In the days following the event you may experience any of a large number of thoughts, feelings, physical reactions, and actions that may vary in intensity and duration. Although they can be upsetting, it is important to remember that they are normal reactions to a frightening and "abnormal" situation. These reactions are likely to become less frequent and eventually disappear within the weeks ahead.
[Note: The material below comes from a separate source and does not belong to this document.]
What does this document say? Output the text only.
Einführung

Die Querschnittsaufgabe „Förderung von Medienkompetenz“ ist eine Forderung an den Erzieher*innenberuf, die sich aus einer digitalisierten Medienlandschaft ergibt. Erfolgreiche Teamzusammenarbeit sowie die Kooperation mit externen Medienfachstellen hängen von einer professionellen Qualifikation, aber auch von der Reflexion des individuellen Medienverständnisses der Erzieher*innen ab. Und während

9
If you continue to be concerned, you may want to seek professional assistance.
- Possible Cognitive and/or Emotional Reactions
- Possible Physical Reactions and Disturbances
- Possible Behavioural Reactions
- Coping Strategies
Possible Cognitive and/or Emotional Reactions:
- Recurring dreams or nightmares about the event
- Reconstructing the event in your mind, in an effort to construct a different outcome
- Feelings of confusion or impaired judgment
- Trouble concentrating or remembering things
- Experiencing a sense of powerlessness
- Questioning your spiritual or religious beliefs
- Repeated thoughts or memories of the event which are hard to stop
- Feeling numb, withdrawn or disconnected
- Experiencing fear and anxiety when things remind you of the event
- Feeling a lack of involvement in everyday activities
- Feeling depressed, sad, or down much of the time
- Feeling bursts of anger, rage or intense irritability
- Experiencing a sense of injustice
- Feeling a sense of emptiness or hopelessness about the future
- Increased need to control everyday experiences
- Feelings of panic or feeling out of control
- Feelings of helplessness
- Feeling a lack of enjoyment in usually pleasurable activities
Possible Physical Reactions and Disturbances:
- Gastro-intestinal problems, e.g., nausea, constipation, diarrhea
- Allergies, skin rashes
- Headaches, backaches, stomach aches
- Vascular, cardio-vascular and muscular problems, fluctuations in blood pressure, etc.
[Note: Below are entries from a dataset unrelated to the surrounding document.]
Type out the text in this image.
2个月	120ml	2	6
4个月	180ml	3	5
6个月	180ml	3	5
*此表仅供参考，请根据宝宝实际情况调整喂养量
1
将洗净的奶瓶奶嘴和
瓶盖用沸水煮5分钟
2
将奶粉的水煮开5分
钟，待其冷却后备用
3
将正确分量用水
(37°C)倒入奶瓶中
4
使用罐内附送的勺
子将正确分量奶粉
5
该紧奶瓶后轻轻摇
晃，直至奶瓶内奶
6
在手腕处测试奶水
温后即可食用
Possible Behavioural Reactions:
- Being overprotective of your safety.
- Isolating yourself from others.
- Increased or decreased consumption of food, drugs, alcohol.
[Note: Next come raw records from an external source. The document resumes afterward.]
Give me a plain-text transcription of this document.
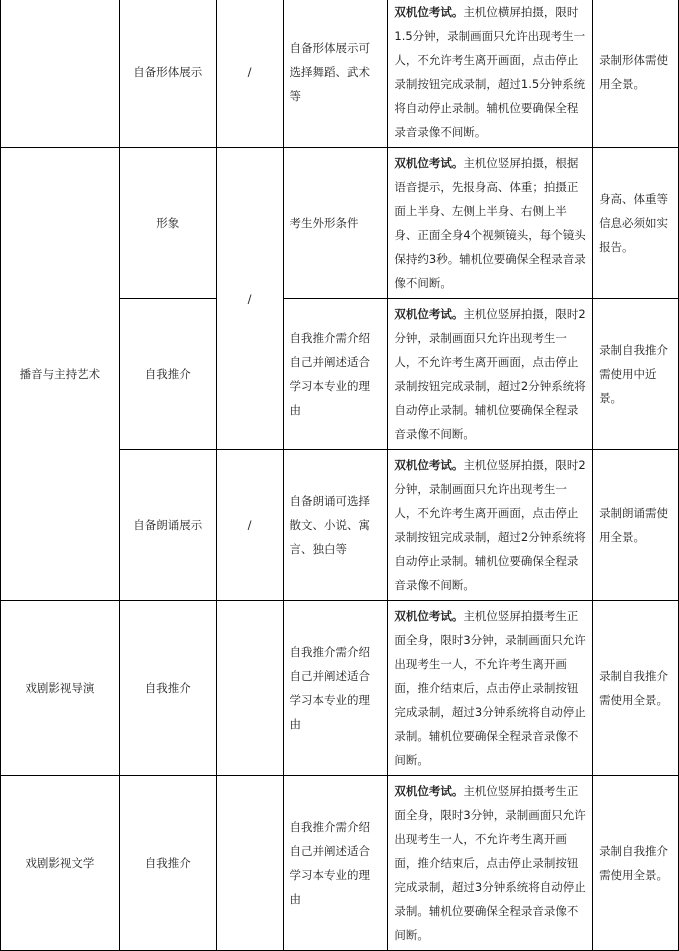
	自备形体展示	/	自备形体展示可选择舞蹈、武术等	双机位考试。主机位横屏拍摄，限时1.5分钟，录制画面只允许出现考生一人，不允许考生离开画面，点击停止录制按钮完成录制，超过1.5分钟系统将自动停止录制。辅机位要确保全程录音录像不间断。	录制形体需使用全景。
播音与主持艺术	形象	/	考生外形条件	双机位考试。主机位竖屏拍摄，根据语音提示，先报身高、体重；拍摄正面上半身、左侧上半身、右侧上半身、正面全身4个视频镜头，每个镜头保持约3秒。辅机位要确保全程录音录像不间断。	身高、体重等信息必须如实报告。
	自我推介		自我推介需介绍自己并阐述适合学习本专业的理由	双机位考试。主机位竖屏拍摄，限时2分钟，录制画面只允许出现考生一人，不允许考生离开画面，点击停止录制按钮完成录制，超过2分钟系统将自动停止录制。辅机位要确保全程录音录像不间断。	录制自我推介需使用中近景。
	自备朗诵展示	/	自备朗诵可选择散文、小说、寓言、独白等	双机位考试。主机位竖屏拍摄，限时2分钟，录制画面只允许出现考生一人，不允许考生离开画面，点击停止录制按钮完成录制，超过2分钟系统将自动停止录制。辅机位要确保全程录音录像不间断。	录制朗诵需使用全景。
戏剧影视导演	自我推介		自我推介需介绍自己并阐述适合学习本专业的理由	双机位考试。主机位竖屏拍摄考生正面全身，限时3分钟，录制画面只允许出现考生一人，不允许考生离开画面，推介结束后，点击停止录制按钮完成录制，超过3分钟系统将自动停止录制。辅机位要确保全程录音录像不间断。	录制自我推介需使用全景。
戏剧影视文学	自我推介		自我推介需介绍自己并阐述适合学习本专业的理由	双机位考试。主机位竖屏拍摄考生正面全身，限时3分钟，录制画面只允许出现考生一人，不允许考生离开画面，推介结束后，点击停止录制按钮完成录制，超过3分钟系统将自动停止录制。辅机位要确保全程录音录像不间断。	录制自我推介需使用全景。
- Becoming very alert at times, and startling easily.
- Change in eating behaviour or sexual interest.
- Problems getting to sleep or staying asleep; sleeping more than usual.
- Avoiding activities that remind you of the event; avoiding places or people that bring back memories.
- Increased conflict with family members or other people.
- Keeping excessively busy to avoid thinking about the event and what has happened to you.
- Being tearful or crying for no apparent reason.
- Any behaviour that for you is atypical.
- It is important during times of stress to take steps to renew and care for yourself. Healing and recovering from the emotional effects of the event will take time.
- When you can, allow yourself to feel emotions such as sadness, anger or grief over what has happened. Talking to others about how you are feeling is important.
- Try to keep your personal routines in place such as regular meal times and other personal rituals. These will help you to feel as though your life has some sense of order.
- Upsetting times can cause people to drink alcohol or to use drugs in a way that causes other problems. Try to cope with your stresses without increasing your drinking. Alcohol and drugs won't help in the long run.
- Healthy practices such as eating well, exercising and getting enough sleep are especially important in time of high stress.
- This is a difficult time and everyone's emotions are closer to the surface. Try to be understanding and forgiving of yourself and others.
- Don't let yourself become isolated. Maintain connections with your friends, relatives, neighbours, co-workers, or members of your religious community. Talk about your experiences with them.
- Commit to something personally meaningful and important everyday.
- Write about your experiences for yourself or to share.